Facebook (META -0.68%) is using Nvidia's (NVDA -2.85%) new Tesla M40 GPUs in Big Sur, a computing platform designed for AI and machine learning tasks. Nvidia says that it worked with Facebook to ensure that Big Sur will deliver "maximum performance for machine learning workloads, including the training of large neural networks across multiple Tesla GPUs."

This decision highlights an interesting market opportunity for Nvidia, the largest manufacturer of add-in graphics boards in the world. It also demonstrates the effectiveness of GPUs in machine learning tasks when compared to traditional CPUs. Will Facebook's vote of confidence in Nvidia's GPUs attract the attention of other players in the machine learning market?

Facebook's "Big Sur" platform. Source: Facebook.

Why is Facebook investing in AI?
Facebook has been investing heavily in machine learning to help translate content, detect faces in photos and videos, and improve its core news feed algorithm by analyzing text. Facebook's upcoming M assistant, its answer to Siri and Cortana, uses machine learning to comb through the social network's massive database. The better Facebook's AI can identify people, objects, and places in user content, the more accurate its targeted ads can be.

That's the same reason Alphabet (GOOG 1.15%) (GOOGL 1.01%) launched its Photos app, which uses AI to organize user photos by person, object, location, and other traits. Google also uses its cloud-based machine learning service to predict search queries across its ecosystem. As tech giants race to create the most efficient machine learning and predictive analytics systems, demand for powerful machine learning platforms like Big Sur will rise.

Why is Nvidia the top choice?
In the past, GPUs were 10 to 20 times faster than comparable CPUs at performing "deep learning" tasks which required image recognition and algorithmic calculations. Intel (INTC -2.36%) is the largest CPU and GPU maker in the world, but the majority of its GPUs are lower-powered integrated solutions for desktops and laptops.

Earlier this year, Intel claimed that its new Xeon Phi processors could offer similar performance to Nvidia's Tesla GPUs in performing deep learning tasks. However, Nvidia claims that in a matchup between its Tesla K80 GPUs and Intel's Xeon Phi 7120 CPUs, the Tesla GPU was "two to five times" faster in running "key science applications" than the Xeon Phi. Nvidia also noted that while programming requirements for the Tesla and Xeon Phi are similar, "the results are significantly better on a GPU."

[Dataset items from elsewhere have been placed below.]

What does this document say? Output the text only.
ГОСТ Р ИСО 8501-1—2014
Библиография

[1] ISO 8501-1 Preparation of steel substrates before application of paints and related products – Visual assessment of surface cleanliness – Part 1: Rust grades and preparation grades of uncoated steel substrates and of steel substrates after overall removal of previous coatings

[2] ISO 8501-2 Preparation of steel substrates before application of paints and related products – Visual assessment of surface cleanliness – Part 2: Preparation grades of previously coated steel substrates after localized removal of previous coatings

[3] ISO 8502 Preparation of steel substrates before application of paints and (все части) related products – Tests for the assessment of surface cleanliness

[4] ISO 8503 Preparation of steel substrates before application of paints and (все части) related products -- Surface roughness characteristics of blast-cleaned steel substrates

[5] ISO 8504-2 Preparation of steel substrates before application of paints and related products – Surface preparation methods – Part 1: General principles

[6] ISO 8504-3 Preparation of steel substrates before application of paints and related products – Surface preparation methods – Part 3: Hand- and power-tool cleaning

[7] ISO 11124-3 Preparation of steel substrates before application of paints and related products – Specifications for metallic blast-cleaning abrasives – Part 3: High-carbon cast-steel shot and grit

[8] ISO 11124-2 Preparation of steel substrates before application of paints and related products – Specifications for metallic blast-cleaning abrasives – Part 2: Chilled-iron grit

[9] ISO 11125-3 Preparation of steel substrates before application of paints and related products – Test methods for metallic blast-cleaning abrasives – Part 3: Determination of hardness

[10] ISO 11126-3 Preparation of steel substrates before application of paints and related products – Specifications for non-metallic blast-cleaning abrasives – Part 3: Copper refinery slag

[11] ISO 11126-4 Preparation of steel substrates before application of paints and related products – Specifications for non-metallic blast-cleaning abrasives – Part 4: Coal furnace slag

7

Nvidia also makes it easier for developers to create deep learning apps with CUDA (Compute Unified Device Architecture), its own parallel computing platform and API model. CUDA works with common programming languages like C++, and gives developers direct access to the GPU. AMD, Nvidia's main rival in high-end GPUs, uses OpenCL (Open Computing Language), which lacks CUDA's deep learning libraries.

Nvidia's plans for growth
Nvidia's interest in deep learning and AI expands far beyond Facebook's data centers. Back in March, it launched a $10,000 driverless car development platform called Drive PX, which is powered by two Tegra X1 processors. It also unveiled Digits DevBox, a $15,000 deep learning "mini-supercomputer" powered by four Titan X GPUs.

Nvidia's Digits DevBox. Source: Nvidia.

In November, drone market leader DJI Innovations launched the Manifold, a $499 Tegra K1-powered computer for drones. Last month, Nvidia unveiled the Jetson TX1, a "deep learning" module for drones and driverless cars which runs on its Tegra X1. Nvidia will start selling the Jetson TX1 next year for $299.

Since Tegra SoCs merge an ARM-licensed CPU with Nvidia's own GPUs, the Jetson can help drones and driverless cars process what they "see" and react accordingly. That's why Intel recently combined its RealSense depth-sensing cameras with its Atom processors in its new SoCs for drones. Stronger Tegra sales across these markets can offset the SoC's weakness in smartphones and tablets. Last quarter, Tegra sales fell 23% annually and accounted for less than 10% of Nvidia's top line.

Meanwhile, Nvidia expects to deploy its high-end Tesla GPUs in supercomputers and other high-end systems. By aiming Tegra SoCs at the mainstream market and the Tesla GPUs at the high-end market, Nvidia can cast a wide net over the fledgling AI and machine learning market.

The key takeaway
With Tegra and Tesla, Nvidia is leveraging its market-leading position in high-end GPUs to establish a firm foothold in the machine learning market. These investments might not generate meaningful revenue over the next few quarters, but they will likely pay off once the machine learning battle heats up, drones lift off, and driverless cars hit public roads.